Steps leading up to the Pont du Canal where my three day hike began.

My three day hike from Beziers to Sete began on February 16, 2010 at the steps which lead up to the Pont du Canal, literally the Canal bridge. This viaduct carries the Canal over the River Orb, high up in the air. In this photo you can see the river to the left below the Canal.

Pont du Canal at Beziers

Day one of my walk was gray with very light rain all day gave me a good chance to test out my new rain gear the rain suit and my water proof Tilley hat both worked really well. Not far out of Beziers I saw my first boat moving on the Canal. Before I got to the end of the Canal I saw a few more looks like people are starting to get their boats ready for summer.



Day one was Beziers to Agde 25.2 KM and I was very relieved at the end of the day. I had been concerned that I might not be able to carry the back pack, I'm two years older since I last carried a full pack. I only had the pack off for a coffee in the morning and while I ate my lunch other than that I walked from 0930 to 1630 without any problems.
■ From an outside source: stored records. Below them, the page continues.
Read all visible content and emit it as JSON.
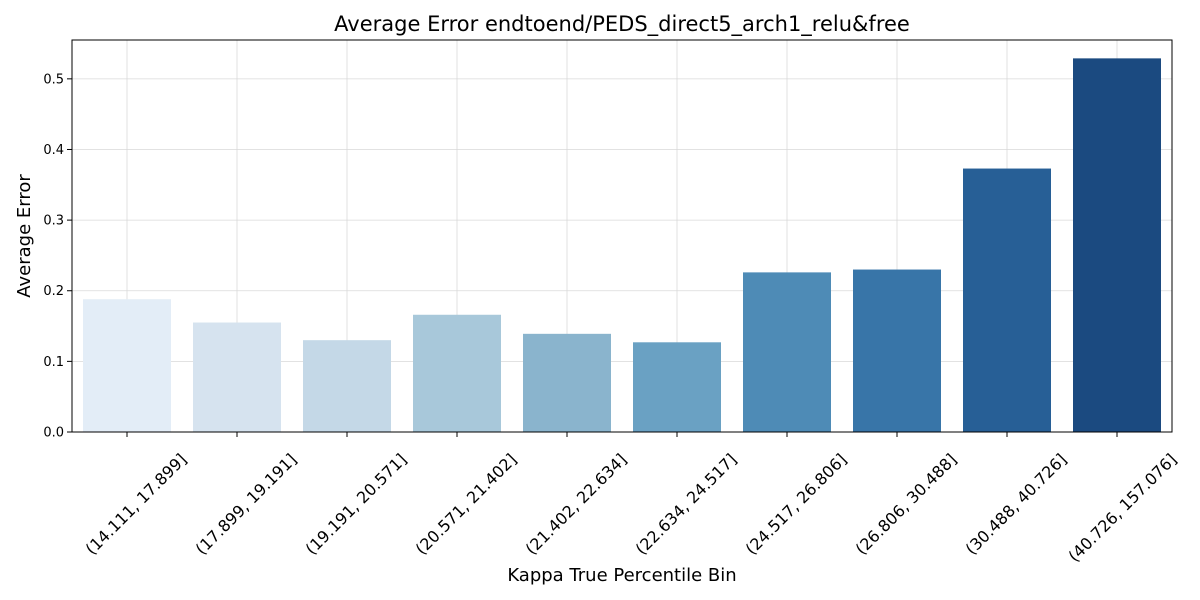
{
  "chart_data": {
    "type": "bar",
    "title": "Average Error endtoend/PEDS_direct5_arch1_relu&free",
    "xlabel": "Kappa True Percentile Bin",
    "ylabel": "Average Error",
    "categories": [
      "(14.111, 17.899]",
      "(17.899, 19.191]",
      "(19.191, 20.571]",
      "(20.571, 21.402]",
      "(21.402, 22.634]",
      "(22.634, 24.517]",
      "(24.517, 26.806]",
      "(26.806, 30.488]",
      "(30.488, 40.726]",
      "(40.726, 157.076]"
    ],
    "values": [
      0.188,
      0.155,
      0.13,
      0.166,
      0.139,
      0.127,
      0.226,
      0.23,
      0.373,
      0.529
    ],
    "colors": [
      "#e3edf7",
      "#d6e3ef",
      "#c4d8e7",
      "#a8c8da",
      "#8ab4cd",
      "#6aa1c3",
      "#4e8bb6",
      "#3875a8",
      "#275f96",
      "#1b4a80"
    ],
    "ylim": [
      0,
      0.555
    ],
    "yticks": [
      "0.0",
      "0.1",
      "0.2",
      "0.3",
      "0.4",
      "0.5"
    ],
    "grid": true
  }
}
My feet and legs were tired that night but a nights rest takes care of that.

Agde is a nice little town but just as you enter you pass in front of the church, often I see church architecture which doesn't do much of me but this one was just bug ugly. I didn't get inside so perhaps all the beauty is on the interior.

Bug ugly church at Agde

Day two from Agde to Meze a cool day and cloudy all day but no rain. I enjoyed walking along the canal there was always something new to see. Walked past this floating B&B I suppose if they didn't like you they could always move to a different location while you were out.

Floating B&B

For a while I though I had taken a wrong turn and walked into Spain. You see these large bull cutouts on hillsides everywhere in Spain advertising a brand of Sherry.

Thought I was in Spain for a minute

All of these boats are rentals and this is just a small area of them there were lots more. The Canal must be bow to stern boats in the height of summer.
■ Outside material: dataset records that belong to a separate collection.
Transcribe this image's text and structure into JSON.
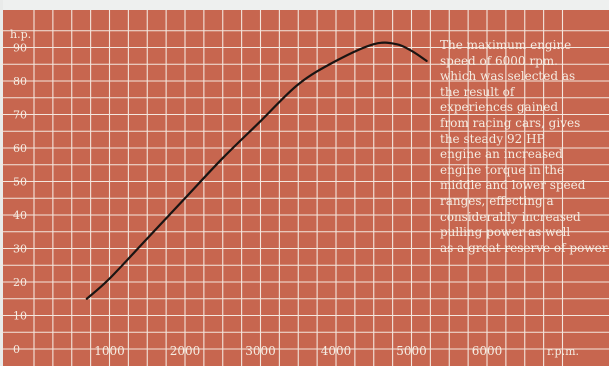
{
  "chart_data": {
    "type": "line",
    "xlabel": "r.p.m.",
    "ylabel": "h.p.",
    "x_ticks": [
      1000,
      2000,
      3000,
      4000,
      5000,
      6000
    ],
    "y_ticks": [
      0,
      10,
      20,
      30,
      40,
      50,
      60,
      70,
      80,
      90
    ],
    "xlim": [
      0,
      7150
    ],
    "ylim": [
      0,
      97
    ],
    "grid": true,
    "series": [
      {
        "x": [
          700,
          1000,
          1500,
          2000,
          2500,
          3000,
          3500,
          4000,
          4500,
          4800,
          5000,
          5200
        ],
        "y": [
          15,
          21,
          33,
          45,
          57,
          68,
          79,
          86,
          91,
          91,
          89,
          86
        ]
      }
    ],
    "annotation": "The maximum engine\nspeed of 6000 rpm.\nwhich was selected as\nthe result of\nexperiences gained\nfrom racing cars, gives\nthe steady 92 HP\nengine an increased\nengine torque in the\nmiddle and lower speed\nranges, effecting a\nconsiderably increased\npulling power as well\nas a great reserve of power"
  },
  "colors": {
    "background": "#c7664f",
    "grid": "#f4e6dd",
    "curve": "#1a1412",
    "labels": "#f5ece2"
  }
}
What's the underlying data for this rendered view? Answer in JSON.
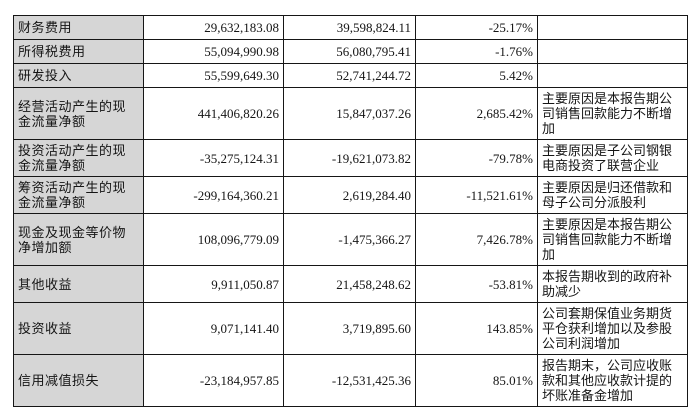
{
  "page": {
    "background": "#ffffff",
    "description": "Financial report table of changed items with period values, change percentage and reasons"
  },
  "table": {
    "label_column_bg": "#d6d6d6",
    "border_color": "#161616",
    "text_color": "#151515",
    "columns": [
      "item",
      "current_period",
      "prior_period",
      "change_percent",
      "reason"
    ],
    "rows": [
      {
        "label": "财务费用",
        "current": "29,632,183.08",
        "prior": "39,598,824.11",
        "change": "-25.17%",
        "reason": ""
      },
      {
        "label": "所得税费用",
        "current": "55,094,990.98",
        "prior": "56,080,795.41",
        "change": "-1.76%",
        "reason": ""
      },
      {
        "label": "研发投入",
        "current": "55,599,649.30",
        "prior": "52,741,244.72",
        "change": "5.42%",
        "reason": ""
      },
      {
        "label": "经营活动产生的现金流量净额",
        "current": "441,406,820.26",
        "prior": "15,847,037.26",
        "change": "2,685.42%",
        "reason": "主要原因是本报告期公司销售回款能力不断增加"
      },
      {
        "label": "投资活动产生的现金流量净额",
        "current": "-35,275,124.31",
        "prior": "-19,621,073.82",
        "change": "-79.78%",
        "reason": "主要原因是子公司钢银电商投资了联营企业"
      },
      {
        "label": "筹资活动产生的现金流量净额",
        "current": "-299,164,360.21",
        "prior": "2,619,284.40",
        "change": "-11,521.61%",
        "reason": "主要原因是归还借款和母子公司分派股利"
      },
      {
        "label": "现金及现金等价物净增加额",
        "current": "108,096,779.09",
        "prior": "-1,475,366.27",
        "change": "7,426.78%",
        "reason": "主要原因是本报告期公司销售回款能力不断增加"
      },
      {
        "label": "其他收益",
        "current": "9,911,050.87",
        "prior": "21,458,248.62",
        "change": "-53.81%",
        "reason": "本报告期收到的政府补助减少"
      },
      {
        "label": "投资收益",
        "current": "9,071,141.40",
        "prior": "3,719,895.60",
        "change": "143.85%",
        "reason": "公司套期保值业务期货平仓获利增加以及参股公司利润增加"
      },
      {
        "label": "信用减值损失",
        "current": "-23,184,957.85",
        "prior": "-12,531,425.36",
        "change": "85.01%",
        "reason": "报告期末，公司应收账款和其他应收款计提的坏账准备金增加"
      }
    ]
  }
}
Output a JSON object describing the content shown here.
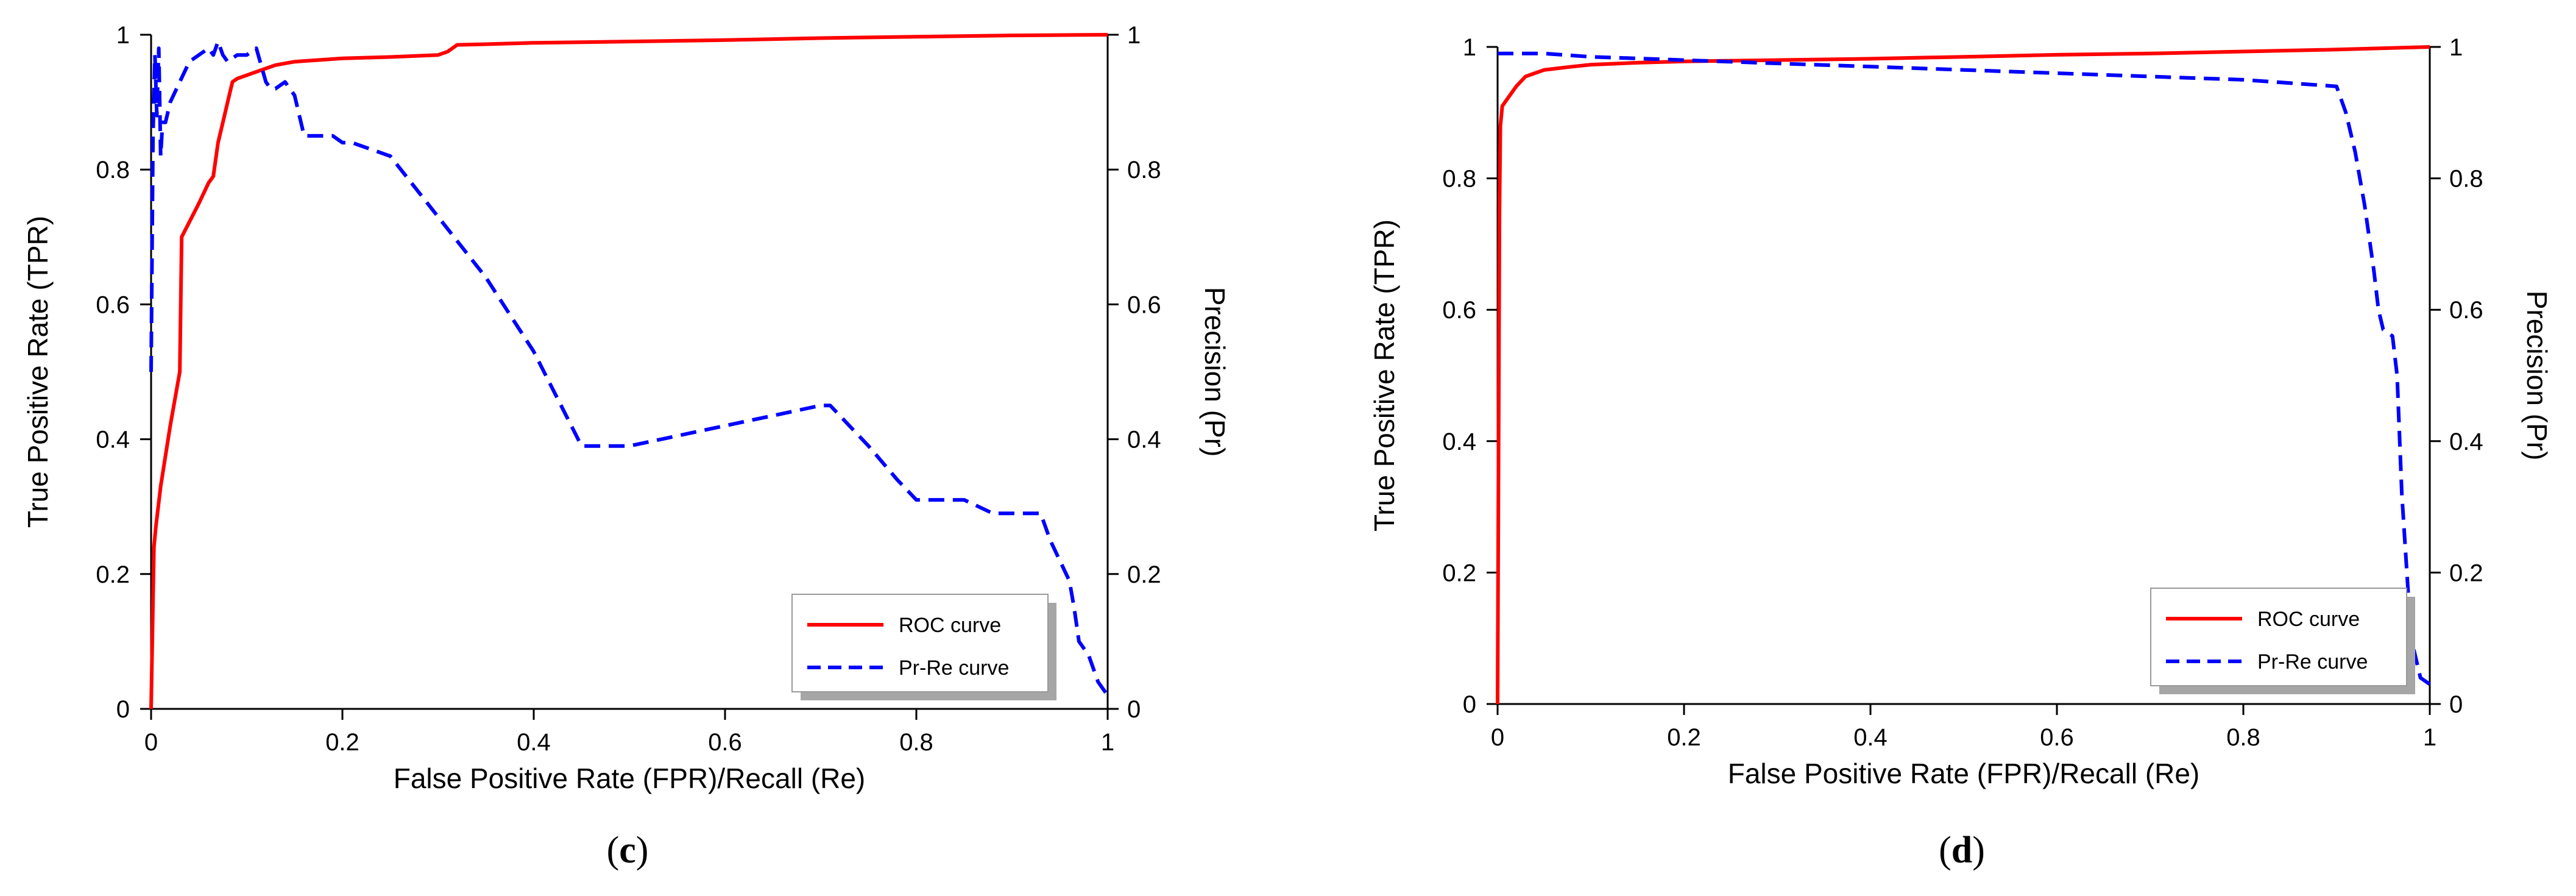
{
  "colors": {
    "roc": "#ff0000",
    "prre": "#0000ff",
    "axis": "#000000",
    "legend_shadow": "#a6a6a6"
  },
  "chart_data": [
    {
      "type": "line",
      "panel_label": "c",
      "xlabel": "False Positive Rate (FPR)/Recall (Re)",
      "ylabel": "True Positive Rate (TPR)",
      "y2label": "Precision (Pr)",
      "xlim": [
        0,
        1
      ],
      "ylim": [
        0,
        1
      ],
      "y2lim": [
        0,
        1
      ],
      "xticks": [
        "0",
        "0.2",
        "0.4",
        "0.6",
        "0.8",
        "1"
      ],
      "yticks": [
        "0",
        "0.2",
        "0.4",
        "0.6",
        "0.8",
        "1"
      ],
      "y2ticks": [
        "0",
        "0.2",
        "0.4",
        "0.6",
        "0.8",
        "1"
      ],
      "grid": false,
      "legend_position": "bottom-right",
      "series": [
        {
          "name": "ROC curve",
          "axis": "left",
          "style": "solid",
          "x": [
            0,
            0.003,
            0.005,
            0.01,
            0.02,
            0.03,
            0.032,
            0.05,
            0.06,
            0.065,
            0.07,
            0.075,
            0.08,
            0.085,
            0.09,
            0.1,
            0.11,
            0.12,
            0.13,
            0.15,
            0.2,
            0.25,
            0.3,
            0.31,
            0.32,
            0.35,
            0.4,
            0.5,
            0.6,
            0.7,
            0.8,
            0.9,
            1.0
          ],
          "y": [
            0,
            0.24,
            0.27,
            0.33,
            0.42,
            0.5,
            0.7,
            0.75,
            0.78,
            0.79,
            0.84,
            0.87,
            0.9,
            0.93,
            0.935,
            0.94,
            0.945,
            0.95,
            0.955,
            0.96,
            0.965,
            0.967,
            0.97,
            0.975,
            0.985,
            0.986,
            0.988,
            0.99,
            0.992,
            0.995,
            0.997,
            0.999,
            1.0
          ]
        },
        {
          "name": "Pr-Re curve",
          "axis": "right",
          "style": "dashed",
          "x": [
            0,
            0.002,
            0.004,
            0.006,
            0.008,
            0.01,
            0.012,
            0.015,
            0.02,
            0.03,
            0.04,
            0.05,
            0.06,
            0.065,
            0.07,
            0.075,
            0.08,
            0.09,
            0.1,
            0.11,
            0.12,
            0.125,
            0.13,
            0.14,
            0.15,
            0.16,
            0.17,
            0.19,
            0.2,
            0.21,
            0.23,
            0.25,
            0.3,
            0.35,
            0.4,
            0.45,
            0.47,
            0.5,
            0.6,
            0.7,
            0.71,
            0.75,
            0.78,
            0.8,
            0.85,
            0.88,
            0.9,
            0.93,
            0.94,
            0.95,
            0.96,
            0.965,
            0.97,
            0.98,
            0.99,
            1.0
          ],
          "y": [
            0.5,
            0.85,
            0.97,
            0.88,
            0.98,
            0.82,
            0.87,
            0.87,
            0.9,
            0.93,
            0.96,
            0.97,
            0.98,
            0.97,
            0.99,
            0.97,
            0.96,
            0.97,
            0.97,
            0.98,
            0.93,
            0.92,
            0.92,
            0.93,
            0.91,
            0.85,
            0.85,
            0.85,
            0.84,
            0.84,
            0.83,
            0.82,
            0.73,
            0.64,
            0.53,
            0.39,
            0.39,
            0.39,
            0.42,
            0.45,
            0.45,
            0.39,
            0.34,
            0.31,
            0.31,
            0.29,
            0.29,
            0.29,
            0.25,
            0.22,
            0.19,
            0.15,
            0.1,
            0.08,
            0.04,
            0.02
          ]
        }
      ]
    },
    {
      "type": "line",
      "panel_label": "d",
      "xlabel": "False Positive Rate (FPR)/Recall (Re)",
      "ylabel": "True Positive Rate (TPR)",
      "y2label": "Precision (Pr)",
      "xlim": [
        0,
        1
      ],
      "ylim": [
        0,
        1
      ],
      "y2lim": [
        0,
        1
      ],
      "xticks": [
        "0",
        "0.2",
        "0.4",
        "0.6",
        "0.8",
        "1"
      ],
      "yticks": [
        "0",
        "0.2",
        "0.4",
        "0.6",
        "0.8",
        "1"
      ],
      "y2ticks": [
        "0",
        "0.2",
        "0.4",
        "0.6",
        "0.8",
        "1"
      ],
      "grid": false,
      "legend_position": "bottom-right",
      "series": [
        {
          "name": "ROC curve",
          "axis": "left",
          "style": "solid",
          "x": [
            0,
            0.002,
            0.003,
            0.005,
            0.01,
            0.015,
            0.02,
            0.03,
            0.05,
            0.08,
            0.1,
            0.15,
            0.2,
            0.3,
            0.4,
            0.5,
            0.6,
            0.7,
            0.8,
            0.9,
            1.0
          ],
          "y": [
            0,
            0.75,
            0.88,
            0.91,
            0.92,
            0.93,
            0.94,
            0.955,
            0.965,
            0.97,
            0.973,
            0.976,
            0.978,
            0.98,
            0.982,
            0.985,
            0.988,
            0.99,
            0.993,
            0.996,
            1.0
          ]
        },
        {
          "name": "Pr-Re curve",
          "axis": "right",
          "style": "dashed",
          "x": [
            0,
            0.05,
            0.1,
            0.2,
            0.3,
            0.4,
            0.5,
            0.6,
            0.7,
            0.8,
            0.85,
            0.9,
            0.91,
            0.92,
            0.93,
            0.94,
            0.945,
            0.95,
            0.96,
            0.965,
            0.97,
            0.98,
            0.99,
            1.0
          ],
          "y": [
            0.99,
            0.99,
            0.985,
            0.98,
            0.975,
            0.97,
            0.965,
            0.96,
            0.955,
            0.95,
            0.945,
            0.94,
            0.9,
            0.84,
            0.76,
            0.66,
            0.6,
            0.57,
            0.56,
            0.5,
            0.32,
            0.1,
            0.04,
            0.03
          ]
        }
      ]
    }
  ]
}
All of these and many more in this area are rental boats, must be stern to bow on the canal all summer.

Half way through the day I came to the end of the Canal du Midi at Marseillan the canal empties into the Etang de Thau and boat traffic headed to the Mediterranean go the lenght of the Etang and then through the short Canal Du Rhone into the Sea.

Where the Canal du Midi enters the Etang de Thau at Marseillan

Where the Canal du Midi enters the Etang de Thau at Marseillan

From here on in the trail leaves the water edge and for the most part follows along highways also the guide book needs to be updated in one place it tells you to follow the N113 which would have been a rural road however it no longer exists it has been update to the D613 which is a major highway with lots of traffic. I carried on because I wanted to get the practice in but I wouldn't do that part of the walk again or recommend it.

Bernie chillin in the hotel at Meze.

Bernie chillin in the hotel in Meze

The last day from Meze to Sete had some nice points to it I enjoyed the little town of Bouzigues on the Etang and had lunch of Moules et Frit (Mussels and Fries) at a water side restaurant with this lovely view of the Etang.

Bouzigues

Shortly after lunch I had a good view of Sete across the Etang only 14 KM to go, all of those structures in the water are Oyster Farms.

Sete in the distance across the Etang de Thau with oyster farms in the Etang

Arriving in Sete there were a few boats out sculling on the Canal du Rhone. All day today the weather had been perfect I didn't see a thermometer anywhere but it must have bee around 20 degrees. It was great to get the rain gear off. According to the guide book I walked 73 KM but with the amount of wrong turns I made it must have been a bit more than that. Three days to walk it and around 30 minutes by train back to Beziers.

Boating on the Canal du Rhone at Sete



I didn't take time to explore Sete just as I arrived at the station there was a train ready to return to Beziers so I took the train. It is only a half hour trip by rail and I hope to go back there the next sunny day to walk along the sea shore and explore the town.